Learn Lesson 03
Lesson 03 · ~3 min

S5F: mutation isn't uniform

If your simulator scatters point mutations uniformly across a sequence, it's giving you a fairy tale. Real SHM is concentrated in CDRs and shaped by 5-mer context.

03 / 05

The intuition

AID — the enzyme that drives somatic hypermutation — has hot spots. WRC motifs (where W is A/T and R is A/G) are mutated orders of magnitude more often than the surrounding bases. CDRs are enriched for hot spots; FWRs are not. The result is a heatmap, not a sprinkle.

GenAIRR uses the S5F model — a 5-mer context-aware mutability and substitution table empirically derived from human B-cell repertoires. Each position's mutation probability is a function of its two upstream and two downstream neighbors. The hotter the 5-mer, the more often it mutates.

Mutation density across the V region

Below: 1,000 simulated heavy chains, mutated at a 5% rate, summarized as positional density. Darker green = more mutations land here. Amber = hot-spot regions where the rate exceeds the average.

CDR1 / CDR2 / CDR3 (the antigen-contact loops) are visibly enriched. FWRs (the structural scaffold) are colder — selection pressure rejects mutations that disrupt folding.

The corresponding code

S5F is the default mutation model. The count= argument controls how many mutations land on each sequence — a fixed integer, a (min, max) uniform range, or an arbitrary weighted distribution. The s5f_model= argument picks the empirical kernel; four ship with GenAIRR.

lesson_3.py
import GenAIRR as ga

result = (
    ga.Experiment.on("human_igh")
       .recombine()
       .mutate(
           model="s5f",
           count=(5, 25),
           # kernels: "hh_s5f" (heavy, default), "hh_s5f_60",
           #          "hh_s5f_opposite", "hkl_s5f" (kappa/lambda)
           s5f_model="hh_s5f",
       )
       .run_records(n=1000, seed=42, expose_provenance=True)
)

# Each record exposes mutation summaries at field level
rec = result.records[0]
rec["n_mutations"]    # e.g. 10
rec["mutation_rate"]   # e.g. 0.0258
rec["v_identity"]      # e.g. 0.9763 (S5F concentrates here)
Try it now

Run the experiment above and inspect mean v_identity, d_identity, j_identity across the 1,000 records.
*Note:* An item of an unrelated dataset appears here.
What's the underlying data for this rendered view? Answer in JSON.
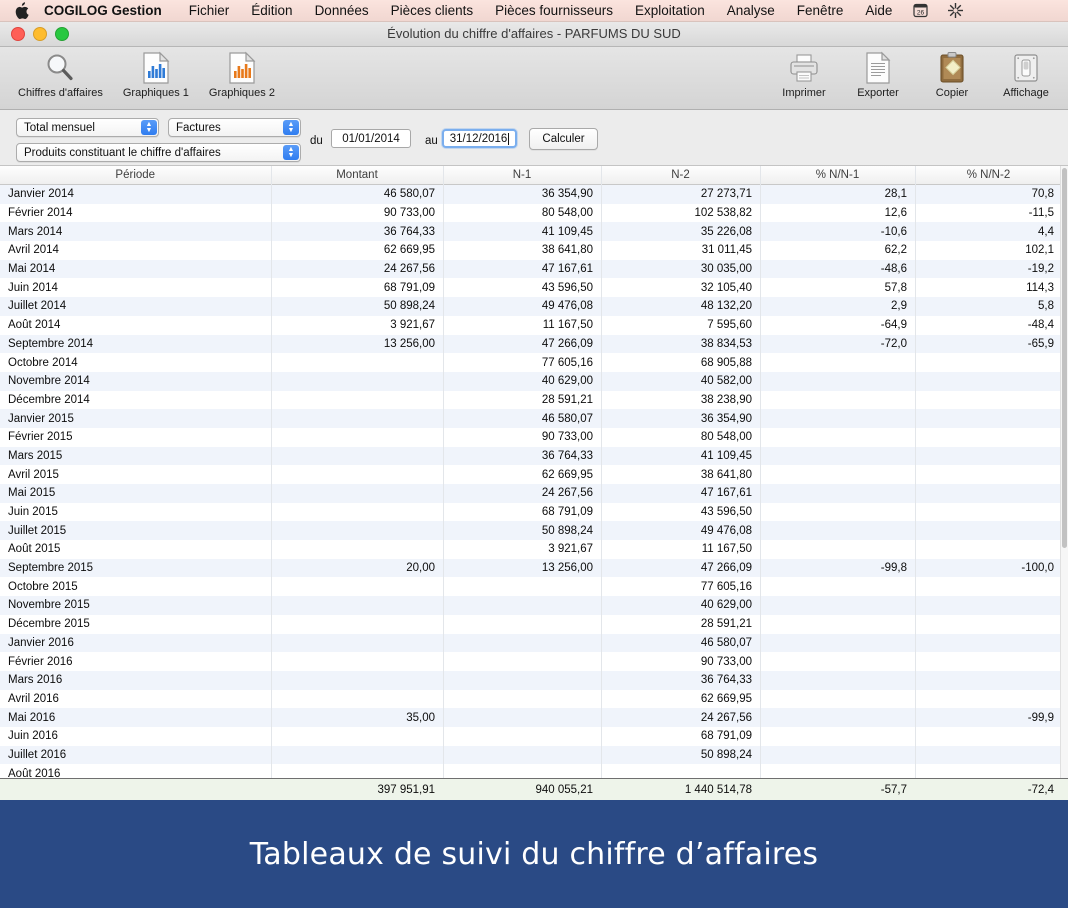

You'll see the three numbers aren't equal — D drops the most (short segments are hit hardest by any mutation that lands), V drops next, and J holds the highest identity. Each region has its own SHM signature. Try swapping s5f_model="hkl_s5f" with a light-chain config to see the kernel matter.

Exercise

Run two experiments at the same seed and fixed count=(15, 15): one with model="s5f", one with model="uniform". Compare mean v_identity against mean d_identity in each. With uniform they should sit near each other; with S5F there's a real gap — V is hotter than D for the same mutation budget. Why?